Never, ever claim American Indian heritage just because your family has always said a grandmother or great-grandmother or whatever was Cherokee.

If I heard this warning / complaint once, I heard it a dozen times.

(the groups I worked with also loathed the term Native American, hence my use of the term American Indian – always ask which is preferred)

I’ve never forgotten that lesson (and several others). And as a result, I’ve cautioned some friends who have made the I’m part Cherokee claim – don’t share it outside the family unless you can back it up, because eventually, you are going to get called on it.

All this has come to mind as I’ve watched Elizabeth Warren struggle over explaining the Cherokee heritage that her family claims. She believed the family stories were true, and she was proud of those stories. But she didn’t realize how common those claims are, and how, more often than not, they aren’t true – nor how much those false claims insult tribal members in the USA.

Family history is something most of us never question, that we accept whole-heartedly: why wouldn’t we believe the long-told story that a great-great-grandmother was born on a ship coming from Europe to the USA in the 1800s, or that a great-great-grandfather escaped slavery with the help of Harriet Tubman? It never dawns on you to ask for some kind of documentation, to engage in activities to prove whatever the claims are. And it never dawns on you that casually claiming something in your family heritage could eventually turn out not to be true and could cause you a very significant problem, even some controversy.

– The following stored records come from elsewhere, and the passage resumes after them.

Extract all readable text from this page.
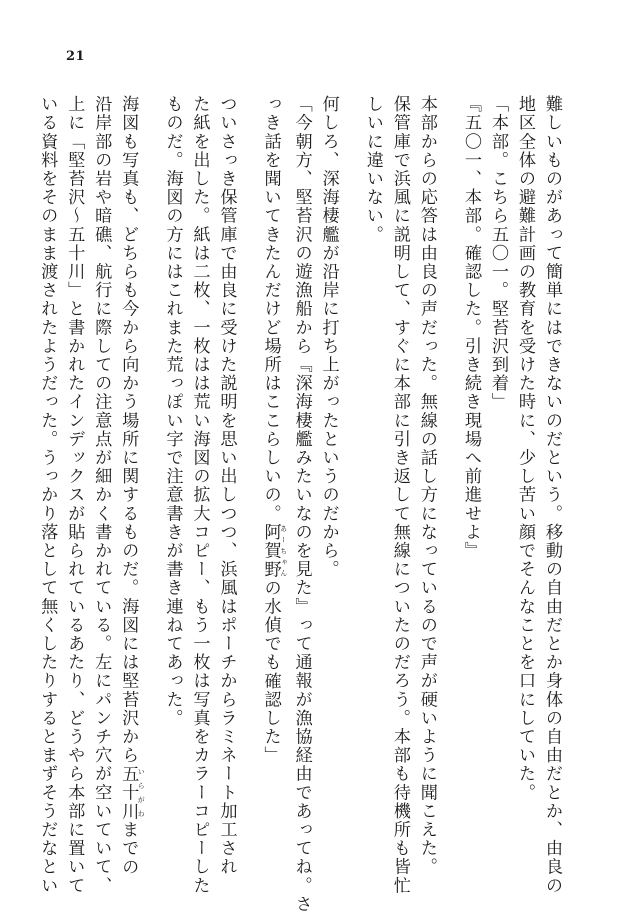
21
難しいものがあって簡単にはできないのだという。移動の自由だとか身体の自由だとか、由良の
地区全体の避難計画の教育を受けた時に、少し苦い顔でそんなことを口にしていた。
「本部。こちら五〇一。堅苔沢到着」
『五〇一、本部。確認した。引き続き現場へ前進せよ』
本部からの応答は由良の声だった。無線の話し方になっているので声が硬いように聞こえた。
保管庫で浜風に説明して、すぐに本部に引き返して無線についたのだろう。本部も待機所も皆忙
しいに違いない。
何しろ、深海棲艦が沿岸に打ち上がったというのだから。
「今朝方、堅苔沢の遊漁船から『深海棲艦みたいなのを見た』って通報が漁協経由であってね。さ
っき話を聞いてきたんだけど場所はここらしいの。阿賀野 あーちゃんの水偵でも確認した」
ついさっき保管庫で由良に受けた説明を思い出しつつ、浜風はポーチからラミネート加工され
た紙を出した。紙は二枚、一枚はは荒い海図の拡大コピー、もう一枚は写真をカラーコピーした
ものだ。海図の方にはこれまた荒っぽい字で注意書きが書き連ねてあった。
海図も写真も、どちらも今から向かう場所に関するものだ。海図には堅苔沢から五十川 いらがわまでの
沿岸部の岩や暗礁、航行に際しての注意点が細かく書かれている。左にパンチ穴が空いていて、
上に「堅苔沢～五十川」と書かれたインデックスが貼られているあたり、どうやら本部に置いて
いる資料をそのまま渡されたようだった。うっかり落として無くしたりするとまずそうだなとい
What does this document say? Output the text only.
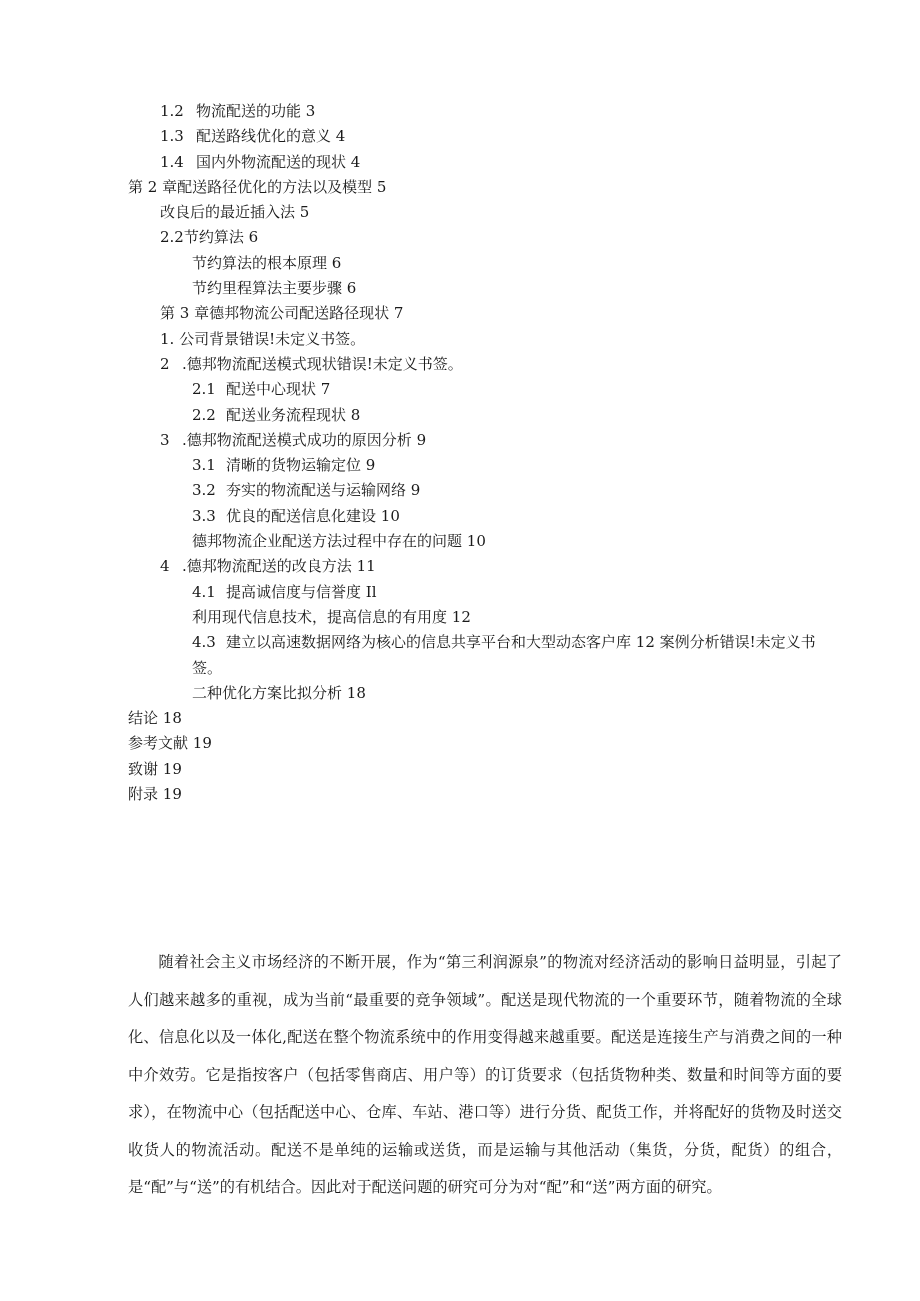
1.2 物流配送的功能 3
1.3 配送路线优化的意义 4
1.4 国内外物流配送的现状 4
第 2 章配送路径优化的方法以及模型 5
改良后的最近插入法 5
2.2节约算法 6
节约算法的根本原理 6
节约里程算法主要步骤 6
第 3 章德邦物流公司配送路径现状 7
1. 公司背景错误!未定义书签。
2 .德邦物流配送模式现状错误!未定义书签。
2.1 配送中心现状 7
2.2 配送业务流程现状 8
3 .德邦物流配送模式成功的原因分析 9
3.1 清晰的货物运输定位 9
3.2 夯实的物流配送与运输网络 9
3.3 优良的配送信息化建设 10
德邦物流企业配送方法过程中存在的问题 10
4 .德邦物流配送的改良方法 11
4.1 提高诚信度与信誉度 Il
利用现代信息技术，提高信息的有用度 12
4.3 建立以高速数据网络为核心的信息共享平台和大型动态客户库 12 案例分析错误!未定义书签。
二种优化方案比拟分析 18
结论 18
参考文献 19
致谢 19
附录 19

随着社会主义市场经济的不断开展，作为“第三利润源泉”的物流对经济活动的影响日益明显，引起了人们越来越多的重视，成为当前“最重要的竞争领域”。配送是现代物流的一个重要环节，随着物流的全球化、信息化以及一体化,配送在整个物流系统中的作用变得越来越重要。配送是连接生产与消费之间的一种中介效劳。它是指按客户（包括零售商店、用户等）的订货要求（包括货物种类、数量和时间等方面的要求），在物流中心（包括配送中心、仓库、车站、港口等）进行分货、配货工作，并将配好的货物及时送交收货人的物流活动。配送不是单纯的运输或送货，而是运输与其他活动（集货，分货，配货）的组合，是“配”与“送”的有机结合。因此对于配送问题的研究可分为对“配”和“送”两方面的研究。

I hope this becomes a teachable moment: as much fun as family stories are, it’s a good idea to do some digging and get at least a bit of documentation before you share them outside your family. And unless you have some kind of proof that great-grandma was Cherokee, keep that legend to yourself.

And if you want to know if you really do have any family connection to an American Indian tribe, get busy tracing and documenting your lineage: get accurate names and birth places of grandparents and great-grandparents, and on and on, as far back as you can. Use ancestry.com for accurate birth/death records. Names and birth places on reservations will be clues to American Indian ancestry. Census records may also note your ancestors’ ethnicity. You may be able to find a family member that is listed on the census as a member of a tribe – and that means you will be able to get the name of tribe, the enrollment number, and the census number to prove your lineage. You have to get a state certified birth and death certificates of your enrolled ancestor for an official Certificate of Degree of Indian or Alaskan Native Blood from the Bureau of Indian Affairs.